Geoffrey Clarke, R.A. (b. 1924)
Square World I-V
5 aluminium reliefs
Conceived in 1959. This series is unique.

Square World I-V is a series of 5 aluminium reliefs which were commissioned for St Chad’s, Rubery, Birmingham, where they were installed but removed before consecration. Cast in 1959, they mark a significant moment in the development of 20th century British sculpture.

Clarke had been best known as a sculptor of forged iron. His work in that medium was exhibited at the famous 1952 Venice Biennale and identified him as part of that exciting ‘young’ generation of British sculptors which included Robert Adams, Kenneth Armitage, Reg Butler, Lynn Chadwick, Bernard Meadows, Eduardo Paolozzi and William Turnbull.

During the 1950s Clarke’s searching creativity began to investigate material and form, and in a moment of some significance for British sculpture, attracted by the lightness and modernity of the material, he produced sculptures in aluminium.

The first works in aluminium were open-cast reliefs, among them the Square World series. These reliefs are bold linear designs expressing the meeting point of the celestial and terrestrial.

Clarke has devoted a great deal of his career to religious commissions, including works for Coventry Cathedral (1953-62). His commissions are praised for their successful combination of modernity within a religious setting. It is interesting to note that Clarke’s father was an architect and his grandfather a church furnisher. An enduring childhood memory of the artist is accompanying his grandfather on business trips to sell church fittings: candlesticks or the occasional stained glass window.
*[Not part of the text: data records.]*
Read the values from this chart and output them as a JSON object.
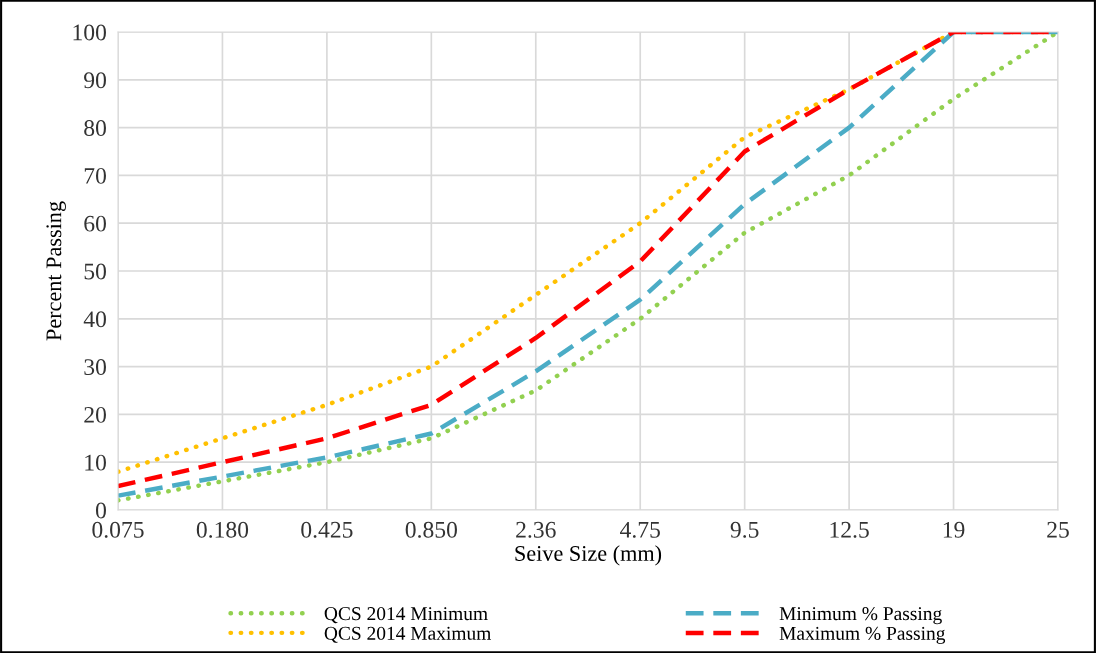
{
  "chart_data": {
    "type": "line",
    "xlabel": "Seive Size (mm)",
    "ylabel": "Percent Passing",
    "categories": [
      "0.075",
      "0.180",
      "0.425",
      "0.850",
      "2.36",
      "4.75",
      "9.5",
      "12.5",
      "19",
      "25"
    ],
    "ylim": [
      0,
      100
    ],
    "yticks": [
      0,
      10,
      20,
      30,
      40,
      50,
      60,
      70,
      80,
      90,
      100
    ],
    "grid": true,
    "legend": "bottom",
    "series": [
      {
        "name": "QCS 2014 Minimum",
        "color": "#92d050",
        "line_style": "dotted",
        "values": [
          2,
          6,
          10,
          15,
          25,
          40,
          58,
          70,
          86,
          100
        ]
      },
      {
        "name": "QCS 2014 Maximum",
        "color": "#ffc000",
        "line_style": "dotted",
        "values": [
          8,
          15,
          22,
          30,
          45,
          60,
          78,
          88,
          100,
          100
        ]
      },
      {
        "name": "Minimum % Passing",
        "color": "#4bacc6",
        "line_style": "dashed",
        "values": [
          3,
          7,
          11,
          16,
          29,
          44,
          64,
          80,
          100,
          100
        ]
      },
      {
        "name": "Maximum % Passing",
        "color": "#ff0000",
        "line_style": "dashed",
        "values": [
          5,
          10,
          15,
          22,
          36,
          52,
          75,
          88,
          100,
          100
        ]
      }
    ]
  }
}
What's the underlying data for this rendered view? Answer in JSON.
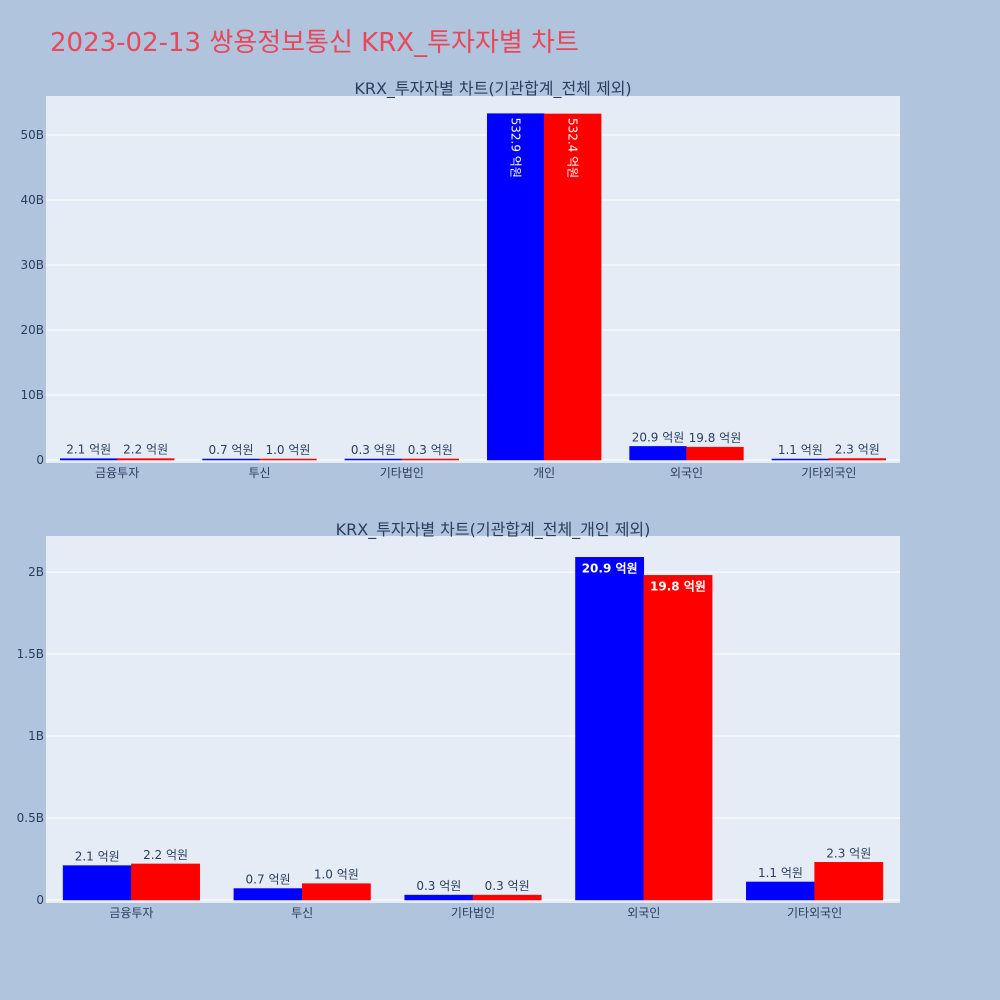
{
  "page": {
    "title": "2023-02-13 쌍용정보통신 KRX_투자자별 차트"
  },
  "colors": {
    "buy": "#0000ff",
    "sell": "#ff0000",
    "plot_bg": "#e5ecf6",
    "page_bg": "#b0c4de",
    "title": "#e8485a"
  },
  "chart_data": [
    {
      "type": "bar",
      "title": "KRX_투자자별 차트(기관합계_전체 제외)",
      "categories": [
        "금융투자",
        "투신",
        "기타법인",
        "개인",
        "외국인",
        "기타외국인"
      ],
      "series": [
        {
          "color": "#0000ff",
          "values": [
            210000000,
            70000000,
            30000000,
            53290000000,
            2090000000,
            110000000
          ],
          "labels": [
            "2.1 억원",
            "0.7 억원",
            "0.3 억원",
            "532.9 억원",
            "20.9 억원",
            "1.1 억원"
          ]
        },
        {
          "color": "#ff0000",
          "values": [
            220000000,
            100000000,
            30000000,
            53240000000,
            1980000000,
            230000000
          ],
          "labels": [
            "2.2 억원",
            "1.0 억원",
            "0.3 억원",
            "532.4 억원",
            "19.8 억원",
            "2.3 억원"
          ]
        }
      ],
      "ylim": [
        0,
        56000000000
      ],
      "yticks": [
        0,
        10000000000,
        20000000000,
        30000000000,
        40000000000,
        50000000000
      ],
      "ytick_labels": [
        "0",
        "10B",
        "20B",
        "30B",
        "40B",
        "50B"
      ],
      "grid": true
    },
    {
      "type": "bar",
      "title": "KRX_투자자별 차트(기관합계_전체_개인 제외)",
      "categories": [
        "금융투자",
        "투신",
        "기타법인",
        "외국인",
        "기타외국인"
      ],
      "series": [
        {
          "color": "#0000ff",
          "values": [
            210000000,
            70000000,
            30000000,
            2090000000,
            110000000
          ],
          "labels": [
            "2.1 억원",
            "0.7 억원",
            "0.3 억원",
            "20.9 억원",
            "1.1 억원"
          ]
        },
        {
          "color": "#ff0000",
          "values": [
            220000000,
            100000000,
            30000000,
            1980000000,
            230000000
          ],
          "labels": [
            "2.2 억원",
            "1.0 억원",
            "0.3 억원",
            "19.8 억원",
            "2.3 억원"
          ]
        }
      ],
      "ylim": [
        0,
        2220000000
      ],
      "yticks": [
        0,
        500000000,
        1000000000,
        1500000000,
        2000000000
      ],
      "ytick_labels": [
        "0",
        "0.5B",
        "1B",
        "1.5B",
        "2B"
      ],
      "grid": true
    }
  ]
}
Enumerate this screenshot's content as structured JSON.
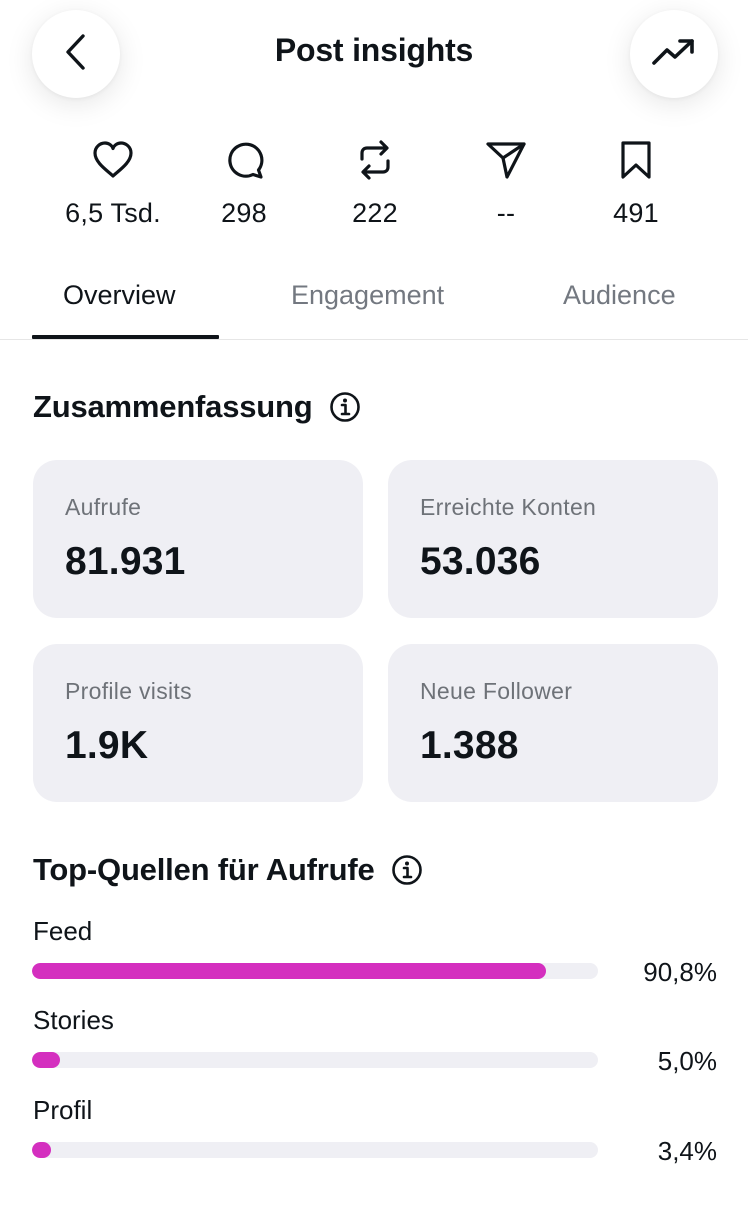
{
  "header": {
    "title": "Post insights",
    "back_icon": "chevron-left-icon",
    "trend_icon": "trending-up-icon"
  },
  "stats": [
    {
      "icon": "heart-icon",
      "value": "6,5 Tsd."
    },
    {
      "icon": "comment-icon",
      "value": "298"
    },
    {
      "icon": "repost-icon",
      "value": "222"
    },
    {
      "icon": "send-icon",
      "value": "--"
    },
    {
      "icon": "bookmark-icon",
      "value": "491"
    }
  ],
  "tabs": [
    {
      "label": "Overview",
      "active": true
    },
    {
      "label": "Engagement",
      "active": false
    },
    {
      "label": "Audience",
      "active": false
    }
  ],
  "summary": {
    "title": "Zusammenfassung",
    "cards": [
      {
        "label": "Aufrufe",
        "value": "81.931"
      },
      {
        "label": "Erreichte Konten",
        "value": "53.036"
      },
      {
        "label": "Profile visits",
        "value": "1.9K"
      },
      {
        "label": "Neue Follower",
        "value": "1.388"
      }
    ]
  },
  "sources": {
    "title": "Top-Quellen für Aufrufe",
    "items": [
      {
        "label": "Feed",
        "percent_text": "90,8%",
        "fill_fraction": 0.908
      },
      {
        "label": "Stories",
        "percent_text": "5,0%",
        "fill_fraction": 0.05
      },
      {
        "label": "Profil",
        "percent_text": "3,4%",
        "fill_fraction": 0.034
      }
    ]
  },
  "colors": {
    "accent_bar": "#d42fbf",
    "card_bg": "#efeff4",
    "text_primary": "#0f1419",
    "text_secondary": "#6e7278"
  }
}
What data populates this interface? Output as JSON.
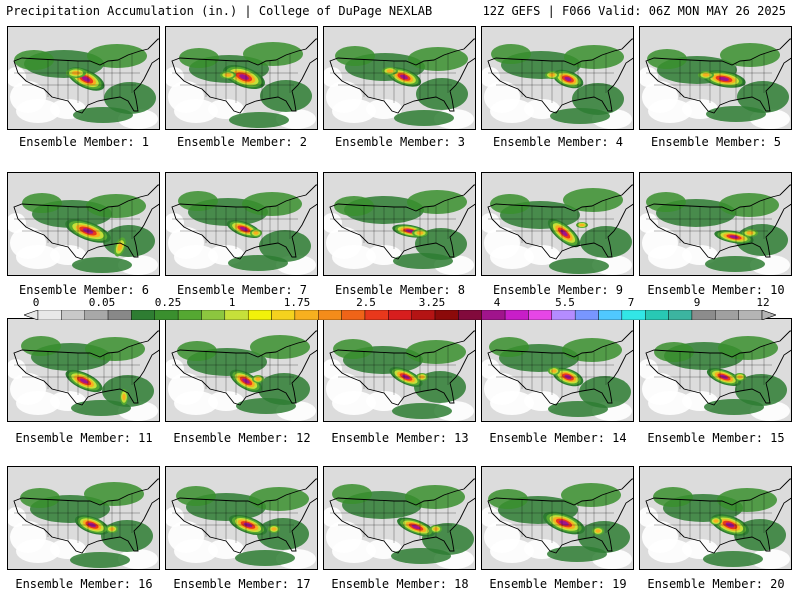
{
  "header": {
    "left_title": "Precipitation Accumulation (in.) | College of DuPage NEXLAB",
    "right_title": "12Z GEFS | F066 Valid: 06Z MON MAY 26 2025"
  },
  "colorbar": {
    "labels": [
      "0",
      "0.05",
      "0.25",
      "1",
      "1.75",
      "2.5",
      "3.25",
      "4",
      "5.5",
      "7",
      "9",
      "12"
    ],
    "colors": [
      "#e8e8e8",
      "#c8c8c8",
      "#a8a8a8",
      "#888888",
      "#2e7d32",
      "#3a8f2e",
      "#55a832",
      "#8cc63f",
      "#c6e03a",
      "#f2f20a",
      "#f5d21e",
      "#f7b01f",
      "#f48c1a",
      "#ef6418",
      "#e8381c",
      "#d71e1e",
      "#b41414",
      "#8c0a0a",
      "#820a3c",
      "#a0148c",
      "#c81ec8",
      "#e646e6",
      "#b48cff",
      "#7896ff",
      "#50c8ff",
      "#32e6e6",
      "#28c8b4",
      "#3cb4a0",
      "#8c8c8c",
      "#a0a0a0",
      "#b4b4b4"
    ]
  },
  "members": [
    {
      "label": "Ensemble Member: 1"
    },
    {
      "label": "Ensemble Member: 2"
    },
    {
      "label": "Ensemble Member: 3"
    },
    {
      "label": "Ensemble Member: 4"
    },
    {
      "label": "Ensemble Member: 5"
    },
    {
      "label": "Ensemble Member: 6"
    },
    {
      "label": "Ensemble Member: 7"
    },
    {
      "label": "Ensemble Member: 8"
    },
    {
      "label": "Ensemble Member: 9"
    },
    {
      "label": "Ensemble Member: 10"
    },
    {
      "label": "Ensemble Member: 11"
    },
    {
      "label": "Ensemble Member: 12"
    },
    {
      "label": "Ensemble Member: 13"
    },
    {
      "label": "Ensemble Member: 14"
    },
    {
      "label": "Ensemble Member: 15"
    },
    {
      "label": "Ensemble Member: 16"
    },
    {
      "label": "Ensemble Member: 17"
    },
    {
      "label": "Ensemble Member: 18"
    },
    {
      "label": "Ensemble Member: 19"
    },
    {
      "label": "Ensemble Member: 20"
    }
  ]
}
Square World I-V is hugely important in the development of Clarke’s work. Clarke received the greatest number of public commissions than any other post-war sculptor and as such his work would have been highly influential. Artists who moved to aluminium included Eduardo Paolozzi and Hubert Dalwood. It has been stated that Clarke’s development “transformed sculpture from the wounded verticality of 1950s figuration to the colourful horizonality of Caro and the New Generation, seen at the Whitechapel Art Gallery in 1965” (see J. LeGrove, Geoffrey Clarke, A Decade of Change, London, 2013, p. 5).